Wednesday, April 06, 2011

CYF advise "don't be stoic"

There has been an increase in crime, domestic violence and alcohol-related incidents in Canterbury towns hosting families who have left Christchurch after the earthquake. Overcrowding and stretched resources are being blamed. But this advice from a CYF worker stopped me in my tracks, so to speak;

It was "no time to be stoic", and people should seek CYF help before they reached "breaking point", she said.


Being stoic is actually how some people cope. Time was when exercising self-control was considered a virtue, a strength. I suppose modern sensitive types would now describe a stoic as anal-retentive.

In any case people who are committing alcohol-fuelled crime or abuse weren't being stoic anyway. I suspect that their behaviour isn't out of character. The circumstances have just ratcheted it up a notch or two; given them an excuse to be more self-indulgent than usual.

And along come CYF telling them they shouldn't have bottled it up. There, there. Let it all hang out. Wear your heart on your sleeve, cry on as many shoulders as you can find. But above all, come to us.

What the hell for? People would be better off going to the local church (although, in this day and age, the church would probably refer them on to CYF, such is the sell-out to socialism).
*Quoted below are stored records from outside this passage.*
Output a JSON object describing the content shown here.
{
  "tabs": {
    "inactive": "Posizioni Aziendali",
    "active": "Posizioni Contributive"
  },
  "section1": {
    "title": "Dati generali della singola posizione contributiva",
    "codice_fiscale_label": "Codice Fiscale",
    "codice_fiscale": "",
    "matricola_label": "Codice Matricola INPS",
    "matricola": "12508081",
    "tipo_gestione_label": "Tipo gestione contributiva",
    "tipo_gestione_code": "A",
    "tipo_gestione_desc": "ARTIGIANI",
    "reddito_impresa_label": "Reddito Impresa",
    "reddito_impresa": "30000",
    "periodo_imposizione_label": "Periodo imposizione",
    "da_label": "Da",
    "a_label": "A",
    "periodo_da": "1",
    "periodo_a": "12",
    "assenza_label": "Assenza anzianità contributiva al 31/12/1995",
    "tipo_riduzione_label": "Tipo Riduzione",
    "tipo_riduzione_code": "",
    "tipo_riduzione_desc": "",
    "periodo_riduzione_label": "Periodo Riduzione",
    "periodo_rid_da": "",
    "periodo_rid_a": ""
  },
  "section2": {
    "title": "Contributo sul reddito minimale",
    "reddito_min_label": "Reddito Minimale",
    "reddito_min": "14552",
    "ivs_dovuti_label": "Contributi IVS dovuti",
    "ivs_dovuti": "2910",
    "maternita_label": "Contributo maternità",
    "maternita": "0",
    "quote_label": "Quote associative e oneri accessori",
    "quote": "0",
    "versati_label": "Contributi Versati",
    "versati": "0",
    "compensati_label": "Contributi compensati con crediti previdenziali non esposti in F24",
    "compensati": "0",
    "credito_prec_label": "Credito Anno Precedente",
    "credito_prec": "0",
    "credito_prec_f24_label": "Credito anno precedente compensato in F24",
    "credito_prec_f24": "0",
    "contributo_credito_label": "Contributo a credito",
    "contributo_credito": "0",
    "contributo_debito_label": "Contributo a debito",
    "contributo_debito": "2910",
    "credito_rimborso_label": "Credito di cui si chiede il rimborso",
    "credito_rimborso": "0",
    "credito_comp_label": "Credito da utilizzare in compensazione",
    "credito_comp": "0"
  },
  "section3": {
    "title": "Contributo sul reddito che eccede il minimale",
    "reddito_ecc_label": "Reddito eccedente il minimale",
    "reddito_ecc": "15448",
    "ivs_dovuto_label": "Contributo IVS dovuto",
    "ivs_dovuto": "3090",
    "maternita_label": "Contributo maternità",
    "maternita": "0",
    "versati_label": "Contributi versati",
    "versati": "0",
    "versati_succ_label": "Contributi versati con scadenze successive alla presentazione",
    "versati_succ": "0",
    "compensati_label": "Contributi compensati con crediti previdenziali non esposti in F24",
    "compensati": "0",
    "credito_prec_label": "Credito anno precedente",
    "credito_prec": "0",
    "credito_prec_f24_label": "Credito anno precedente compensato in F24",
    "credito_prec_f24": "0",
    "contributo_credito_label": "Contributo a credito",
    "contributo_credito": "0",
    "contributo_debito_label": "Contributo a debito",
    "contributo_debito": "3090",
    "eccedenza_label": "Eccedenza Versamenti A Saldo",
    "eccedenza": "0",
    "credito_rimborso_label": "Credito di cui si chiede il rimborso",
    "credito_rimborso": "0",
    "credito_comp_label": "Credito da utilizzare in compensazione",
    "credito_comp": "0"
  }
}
Some good old-fashioned stoicism, or even a resemblance of it, is exactly what is needed. No, I don't know what some of these people have been through, but there is always someone worse off than yourself and if they are parents, they have greater responsibilities than to their own emotional expediencies.

Yesterday a woman came into my shop taking a break from Christchurch. She wanted to talk about what had happened and I was very happy to listen. She wasn't hand-wringing or feeling sorry for herself. She was calm and philosophical. But she was upset about a nearby couple living on a lifestyle block, with all the latest and best possessions, who couldn't handle their material loss and had split up. She was very sad for the children. She felt the parents should have been strong for their children.

Stoic, perhaps.

1 comment:

Anonymous said...

Stoicism and self control are virtues.

They shouldn't be confused with bottling up anger until there is an explosion and no matter how awful the circumstance and strong the feelings which result, they don't excuse crime, violence and abuse.